The reservoir management programs for viscous oil waterfloods in India’s Barmer Basin include timelapse injection profiles and PFOs as key elements to help monitor flood front progression. However, the multiphase flow of fluids of different viscosities poses an interesting challenge for conventional PTA. For waterfloods with favorable mobility ratio (M), PFOs may look like a classic radial composite model, with a lower-mobility near-injector region exhibiting water properties and a higher-mobility outer region with oil properties. However, things change quite dramatically for unfavorable (end-point) mobility ratios as in the Barmer Basin waterfloods, where 10<M<300 or more. With unfavorable mobility ratios, a surprisingly large volume of injected water (and time) is required for even the near-injector wellbore region to approach "residual" oil saturation, and there is significant multiphase flow throughout the reservoir for the entire waterflood life.

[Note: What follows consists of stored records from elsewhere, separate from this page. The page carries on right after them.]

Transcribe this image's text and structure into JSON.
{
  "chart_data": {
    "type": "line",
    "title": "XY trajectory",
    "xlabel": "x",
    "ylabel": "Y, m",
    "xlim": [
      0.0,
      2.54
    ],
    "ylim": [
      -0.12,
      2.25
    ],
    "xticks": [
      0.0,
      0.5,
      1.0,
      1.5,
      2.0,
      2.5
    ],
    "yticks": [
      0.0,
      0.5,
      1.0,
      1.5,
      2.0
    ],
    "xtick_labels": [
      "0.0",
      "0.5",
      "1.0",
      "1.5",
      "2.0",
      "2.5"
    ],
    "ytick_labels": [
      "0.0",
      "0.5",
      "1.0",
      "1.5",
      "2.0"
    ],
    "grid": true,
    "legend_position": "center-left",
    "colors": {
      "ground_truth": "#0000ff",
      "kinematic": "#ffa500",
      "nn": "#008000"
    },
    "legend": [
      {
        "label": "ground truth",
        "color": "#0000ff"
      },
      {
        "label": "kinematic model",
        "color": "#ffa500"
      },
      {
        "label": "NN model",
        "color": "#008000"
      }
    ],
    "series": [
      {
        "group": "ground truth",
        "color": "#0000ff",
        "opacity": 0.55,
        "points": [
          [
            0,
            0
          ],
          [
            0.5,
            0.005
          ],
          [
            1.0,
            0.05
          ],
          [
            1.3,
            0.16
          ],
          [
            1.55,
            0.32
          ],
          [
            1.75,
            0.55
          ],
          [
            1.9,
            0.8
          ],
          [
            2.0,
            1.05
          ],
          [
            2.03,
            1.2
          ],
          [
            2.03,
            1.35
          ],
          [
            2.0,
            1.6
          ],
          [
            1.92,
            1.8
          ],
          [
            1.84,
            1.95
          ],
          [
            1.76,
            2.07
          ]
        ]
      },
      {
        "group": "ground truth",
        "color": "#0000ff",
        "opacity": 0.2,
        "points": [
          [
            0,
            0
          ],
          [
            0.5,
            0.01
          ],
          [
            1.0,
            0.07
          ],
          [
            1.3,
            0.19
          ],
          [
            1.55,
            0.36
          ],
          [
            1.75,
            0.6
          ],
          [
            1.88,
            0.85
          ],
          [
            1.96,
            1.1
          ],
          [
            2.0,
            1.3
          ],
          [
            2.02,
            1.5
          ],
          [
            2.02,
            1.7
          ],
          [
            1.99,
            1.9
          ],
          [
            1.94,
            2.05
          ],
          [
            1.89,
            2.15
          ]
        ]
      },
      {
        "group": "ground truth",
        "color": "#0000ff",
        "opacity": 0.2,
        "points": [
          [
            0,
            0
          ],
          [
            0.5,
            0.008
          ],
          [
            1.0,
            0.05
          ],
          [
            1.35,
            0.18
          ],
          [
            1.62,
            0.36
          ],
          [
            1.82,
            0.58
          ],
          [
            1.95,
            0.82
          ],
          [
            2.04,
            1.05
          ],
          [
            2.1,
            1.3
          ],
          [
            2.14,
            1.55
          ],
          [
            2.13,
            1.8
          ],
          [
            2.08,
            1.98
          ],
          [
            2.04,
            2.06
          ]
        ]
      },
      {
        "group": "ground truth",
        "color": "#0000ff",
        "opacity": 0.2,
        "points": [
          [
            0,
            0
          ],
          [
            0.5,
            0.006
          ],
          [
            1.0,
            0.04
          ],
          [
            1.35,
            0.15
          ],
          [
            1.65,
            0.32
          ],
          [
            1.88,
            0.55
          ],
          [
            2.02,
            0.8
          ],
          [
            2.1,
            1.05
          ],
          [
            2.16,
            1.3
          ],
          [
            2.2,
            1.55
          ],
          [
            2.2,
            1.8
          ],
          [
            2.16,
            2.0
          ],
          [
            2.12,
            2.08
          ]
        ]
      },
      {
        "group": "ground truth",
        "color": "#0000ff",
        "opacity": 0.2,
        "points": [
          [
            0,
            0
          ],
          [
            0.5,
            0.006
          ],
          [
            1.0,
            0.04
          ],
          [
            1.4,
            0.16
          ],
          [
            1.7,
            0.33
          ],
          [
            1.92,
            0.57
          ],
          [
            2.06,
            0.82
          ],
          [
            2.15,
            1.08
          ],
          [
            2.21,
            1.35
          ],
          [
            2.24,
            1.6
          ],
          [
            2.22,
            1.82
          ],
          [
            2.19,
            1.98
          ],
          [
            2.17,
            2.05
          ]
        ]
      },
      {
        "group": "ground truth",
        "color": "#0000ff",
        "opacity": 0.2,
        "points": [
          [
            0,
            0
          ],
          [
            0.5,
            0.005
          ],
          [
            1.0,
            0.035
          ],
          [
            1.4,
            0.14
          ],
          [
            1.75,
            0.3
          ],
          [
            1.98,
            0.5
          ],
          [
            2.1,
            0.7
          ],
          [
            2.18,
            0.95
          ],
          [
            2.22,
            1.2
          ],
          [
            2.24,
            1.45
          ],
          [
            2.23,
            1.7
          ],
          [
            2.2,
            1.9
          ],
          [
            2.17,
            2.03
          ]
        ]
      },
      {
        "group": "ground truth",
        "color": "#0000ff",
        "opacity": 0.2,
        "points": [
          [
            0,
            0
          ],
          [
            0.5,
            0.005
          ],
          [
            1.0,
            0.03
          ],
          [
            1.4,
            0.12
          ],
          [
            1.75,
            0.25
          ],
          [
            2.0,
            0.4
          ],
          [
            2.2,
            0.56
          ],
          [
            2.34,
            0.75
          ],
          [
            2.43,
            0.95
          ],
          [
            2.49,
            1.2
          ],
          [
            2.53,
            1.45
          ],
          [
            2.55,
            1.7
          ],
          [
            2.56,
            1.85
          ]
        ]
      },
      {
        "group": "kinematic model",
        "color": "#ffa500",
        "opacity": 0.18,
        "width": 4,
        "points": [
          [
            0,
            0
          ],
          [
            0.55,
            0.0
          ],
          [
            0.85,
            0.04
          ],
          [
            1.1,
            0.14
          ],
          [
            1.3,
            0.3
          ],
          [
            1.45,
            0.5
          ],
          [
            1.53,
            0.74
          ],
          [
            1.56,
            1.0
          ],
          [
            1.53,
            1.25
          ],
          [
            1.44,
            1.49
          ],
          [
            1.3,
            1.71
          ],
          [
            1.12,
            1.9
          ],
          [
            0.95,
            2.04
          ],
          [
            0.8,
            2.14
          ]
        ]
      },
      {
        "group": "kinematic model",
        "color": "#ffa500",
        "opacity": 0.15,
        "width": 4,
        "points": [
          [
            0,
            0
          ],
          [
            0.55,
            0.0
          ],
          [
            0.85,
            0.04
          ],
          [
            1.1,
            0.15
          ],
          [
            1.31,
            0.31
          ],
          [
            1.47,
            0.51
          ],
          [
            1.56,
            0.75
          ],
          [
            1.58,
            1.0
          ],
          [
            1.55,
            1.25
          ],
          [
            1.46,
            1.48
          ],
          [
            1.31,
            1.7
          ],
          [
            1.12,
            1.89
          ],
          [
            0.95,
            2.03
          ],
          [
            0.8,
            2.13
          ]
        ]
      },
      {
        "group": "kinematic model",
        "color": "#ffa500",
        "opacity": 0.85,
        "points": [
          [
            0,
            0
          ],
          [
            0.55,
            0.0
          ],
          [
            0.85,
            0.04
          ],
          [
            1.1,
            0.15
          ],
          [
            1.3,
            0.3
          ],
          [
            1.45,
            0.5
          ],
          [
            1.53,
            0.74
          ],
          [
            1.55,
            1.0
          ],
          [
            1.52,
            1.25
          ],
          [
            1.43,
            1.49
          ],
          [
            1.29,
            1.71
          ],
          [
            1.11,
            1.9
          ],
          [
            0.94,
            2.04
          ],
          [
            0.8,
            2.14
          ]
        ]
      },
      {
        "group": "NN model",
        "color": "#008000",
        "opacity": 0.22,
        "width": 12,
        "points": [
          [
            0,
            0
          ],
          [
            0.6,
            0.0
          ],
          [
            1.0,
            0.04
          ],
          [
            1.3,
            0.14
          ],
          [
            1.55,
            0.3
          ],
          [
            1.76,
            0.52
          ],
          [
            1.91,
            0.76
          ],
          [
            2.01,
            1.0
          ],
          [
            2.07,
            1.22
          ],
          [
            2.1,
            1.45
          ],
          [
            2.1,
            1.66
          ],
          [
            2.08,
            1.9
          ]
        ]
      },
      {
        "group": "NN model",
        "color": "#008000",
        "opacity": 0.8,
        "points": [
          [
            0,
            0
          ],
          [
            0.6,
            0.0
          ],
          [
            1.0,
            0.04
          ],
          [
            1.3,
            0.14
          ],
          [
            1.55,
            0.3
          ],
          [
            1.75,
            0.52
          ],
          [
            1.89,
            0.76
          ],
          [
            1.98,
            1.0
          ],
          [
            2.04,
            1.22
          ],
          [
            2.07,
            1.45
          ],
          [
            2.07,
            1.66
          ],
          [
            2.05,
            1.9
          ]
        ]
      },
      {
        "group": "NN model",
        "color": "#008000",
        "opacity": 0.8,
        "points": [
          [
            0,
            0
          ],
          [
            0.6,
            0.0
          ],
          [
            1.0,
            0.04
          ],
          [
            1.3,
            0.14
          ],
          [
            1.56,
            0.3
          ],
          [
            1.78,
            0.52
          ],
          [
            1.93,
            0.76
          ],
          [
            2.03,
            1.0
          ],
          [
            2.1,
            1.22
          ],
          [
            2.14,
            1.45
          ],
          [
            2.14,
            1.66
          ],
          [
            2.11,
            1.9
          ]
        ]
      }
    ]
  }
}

A PFO from an unfavorable mobility ratio flood is more complex, no longer resembling a radial composite model, but one with a smooth "transition zone" of varying fluid saturations and mobilities extending all the way from injector to producer. Accurate PTA must account for this saturation profile via the use of actual fluid viscosities and relative permeability (relative mobility) curves. Simple PTA assuming a single effective permeability and a single fluid viscosity (either water, oil or some "average" viscosity) will produce misleading results.
With unfavorable mobility ratios, numerical PTA is required to provide reasonable estimates of reservoir properties and information on flood front progression from an injection well. Similar issues apply to PTA for mature high-watercut production wells. At a minimum, numerical analyses should be used to provide an appropriate anchor for simple PTA which uses oil and/or water viscosities.